After gulping down the first glass of sherry in the American fashion, they sat sipping the second as the Scotch and English do. It struck Rankin as peculiar that Mr. Lindon allowed Nina to go off on this yachting cruise when he must know that Jack would be on board. He asked him how he accounted for his luck in this respect.
Jack said: "I can not explain it altogether to myself. The old boy sent her off to Europe to get her away from me, and that little manœuvre was not successful in making her forget me. I think that now he has washed his hands of the matter, and lets her do entirely as she pleases – except as to matrimony. They don't converse together on the subject of your humble servant. He is fond of Nina in his own way – when his ambition is not at stake. One thing I feel sure of, that we might wait till crack of doom before his consent to our marriage would be obtained. I never knew such a man for sticking to his own opinion."
"But you could marry now and keep a house, in a small way," said Rankin.

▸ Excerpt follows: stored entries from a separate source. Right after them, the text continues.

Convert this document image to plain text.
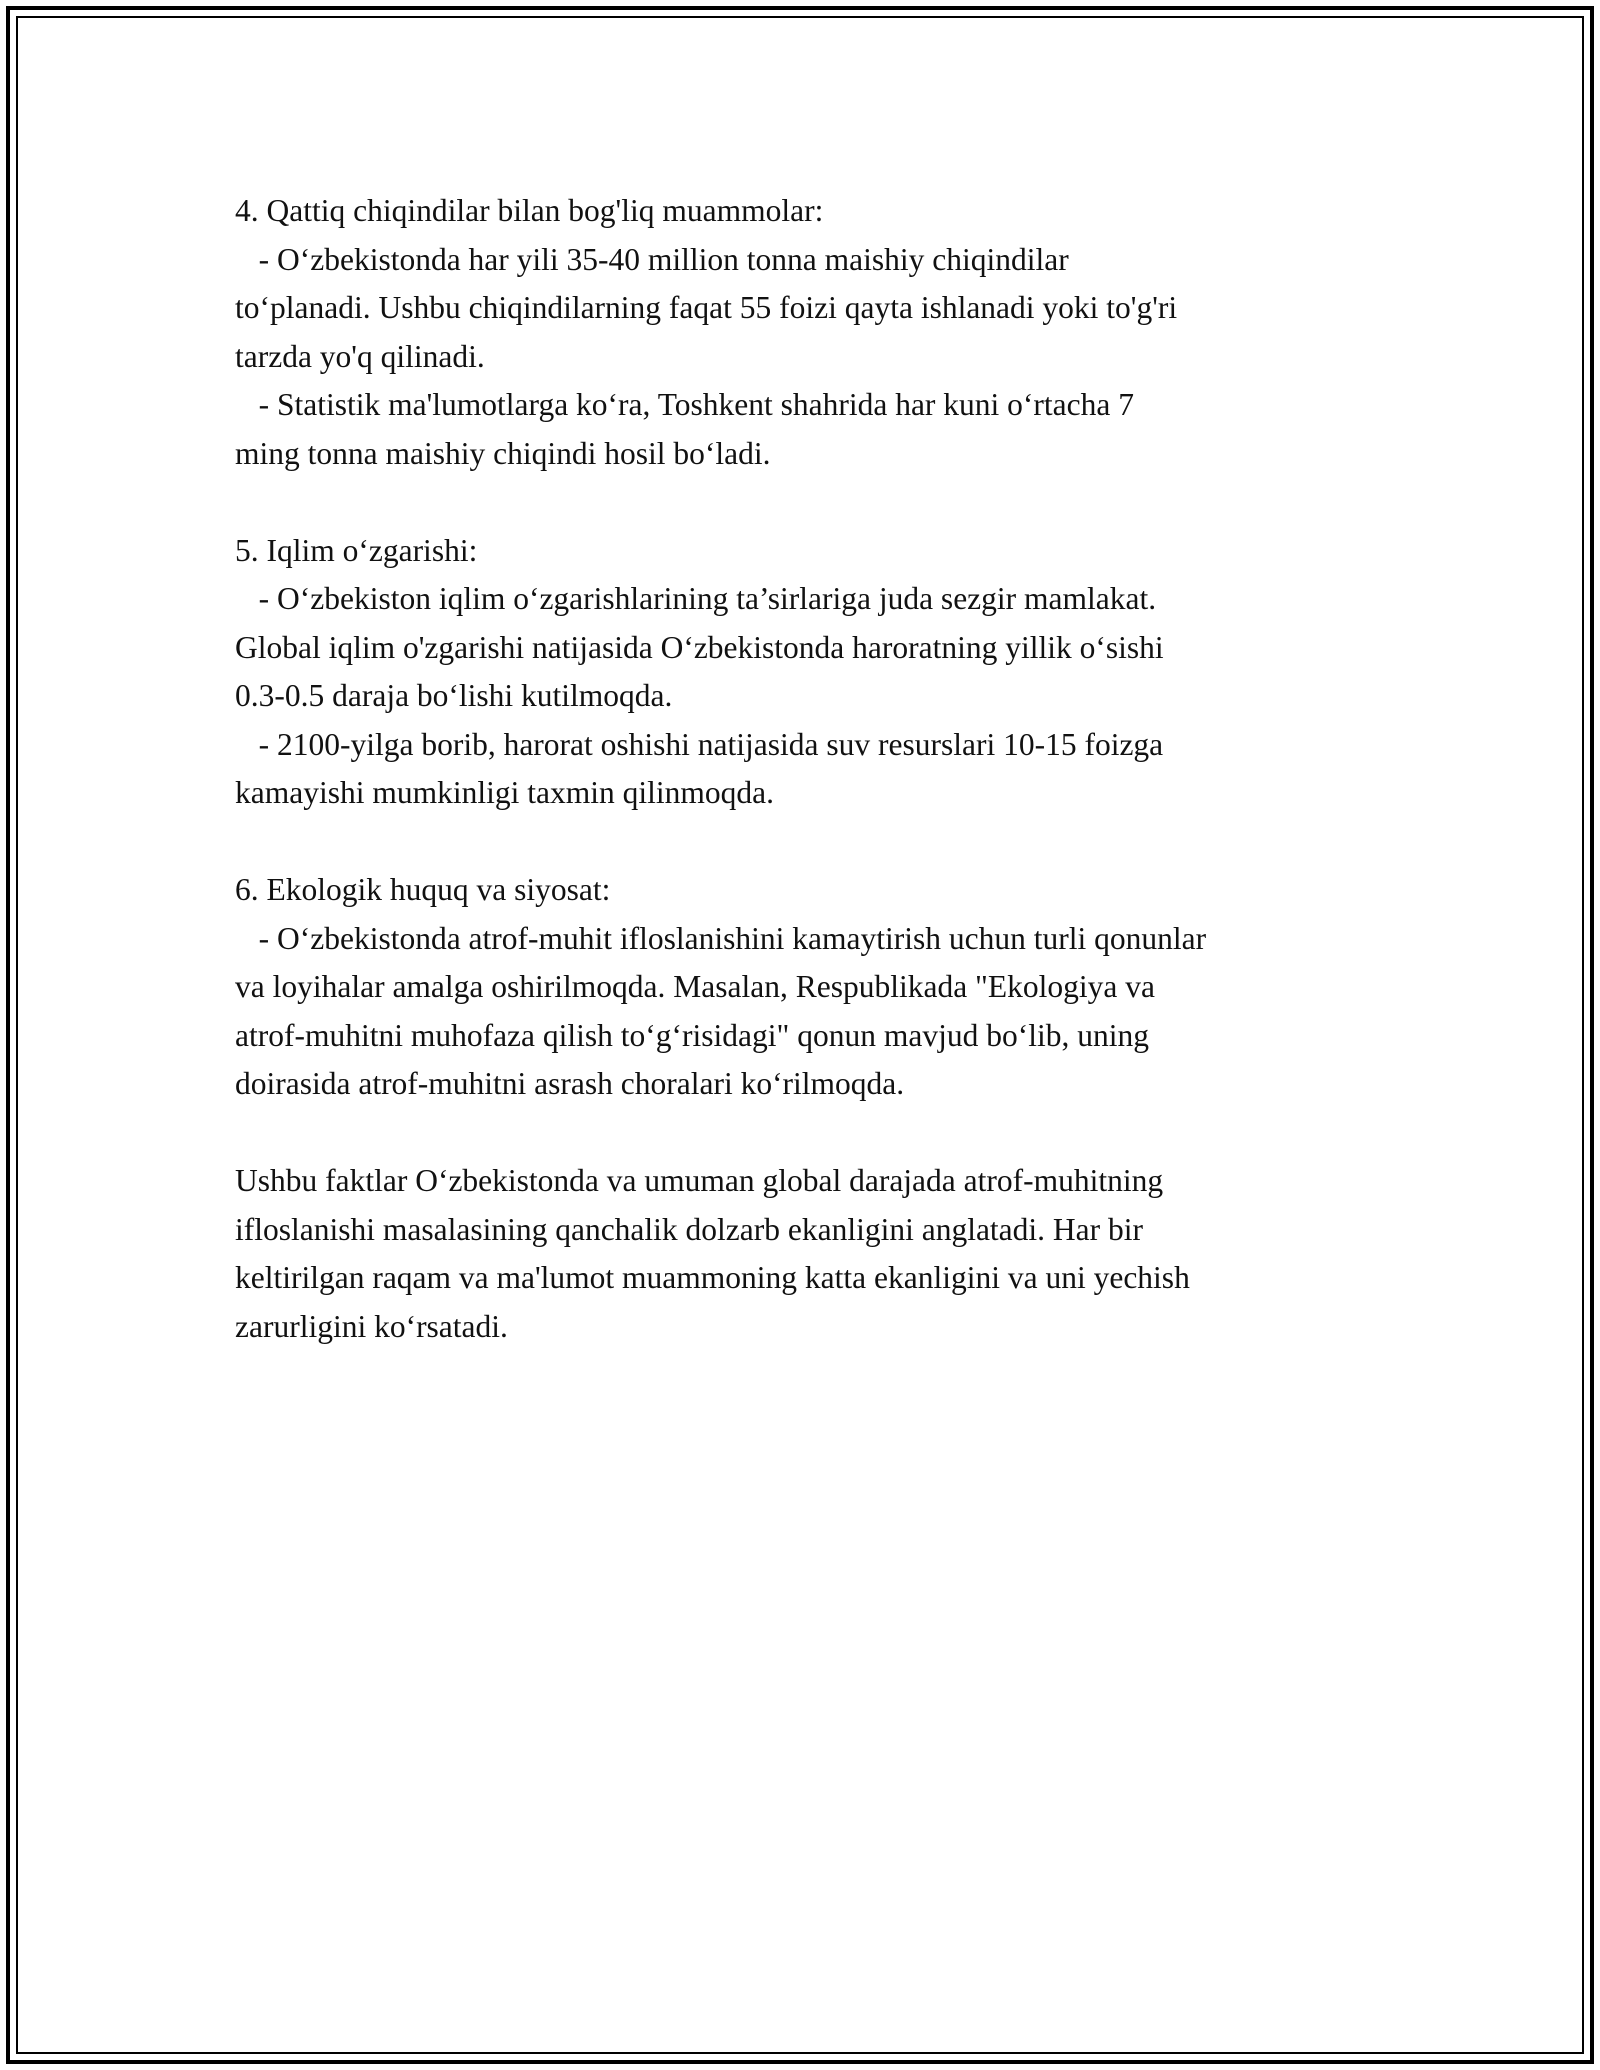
4. Qattiq chiqindilar bilan bog'liq muammolar:
- O‘zbekistonda har yili 35-40 million tonna maishiy chiqindilar
to‘planadi. Ushbu chiqindilarning faqat 55 foizi qayta ishlanadi yoki to'g'ri
tarzda yo'q qilinadi.
- Statistik ma'lumotlarga ko‘ra, Toshkent shahrida har kuni o‘rtacha 7
ming tonna maishiy chiqindi hosil bo‘ladi.
5. Iqlim o‘zgarishi:
- O‘zbekiston iqlim o‘zgarishlarining ta’sirlariga juda sezgir mamlakat.
Global iqlim o'zgarishi natijasida O‘zbekistonda haroratning yillik o‘sishi
0.3-0.5 daraja bo‘lishi kutilmoqda.
- 2100-yilga borib, harorat oshishi natijasida suv resurslari 10-15 foizga
kamayishi mumkinligi taxmin qilinmoqda.
6. Ekologik huquq va siyosat:
- O‘zbekistonda atrof-muhit ifloslanishini kamaytirish uchun turli qonunlar
va loyihalar amalga oshirilmoqda. Masalan, Respublikada "Ekologiya va
atrof-muhitni muhofaza qilish to‘g‘risidagi" qonun mavjud bo‘lib, uning
doirasida atrof-muhitni asrash choralari ko‘rilmoqda.
Ushbu faktlar O‘zbekistonda va umuman global darajada atrof-muhitning
ifloslanishi masalasining qanchalik dolzarb ekanligini anglatadi. Har bir
keltirilgan raqam va ma'lumot muammoning katta ekanligini va uni yechish
zarurligini ko‘rsatadi.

"Too small a way for Nina. She knows no more of economy than a babe. No; I may have been unwise, from a practical view, to fall in love with her, but the affair must go on now; we will get married some way or other. Perhaps the old boy will die. At any rate, although I have no doubt she would go in for 'love in a cottage,' I don't think it would be right of me to subject her to the loss of her carriage, servants, entertainments, and gay existence generally. Of course she would be brave over it, but the effort would be very hard upon the dear little woman."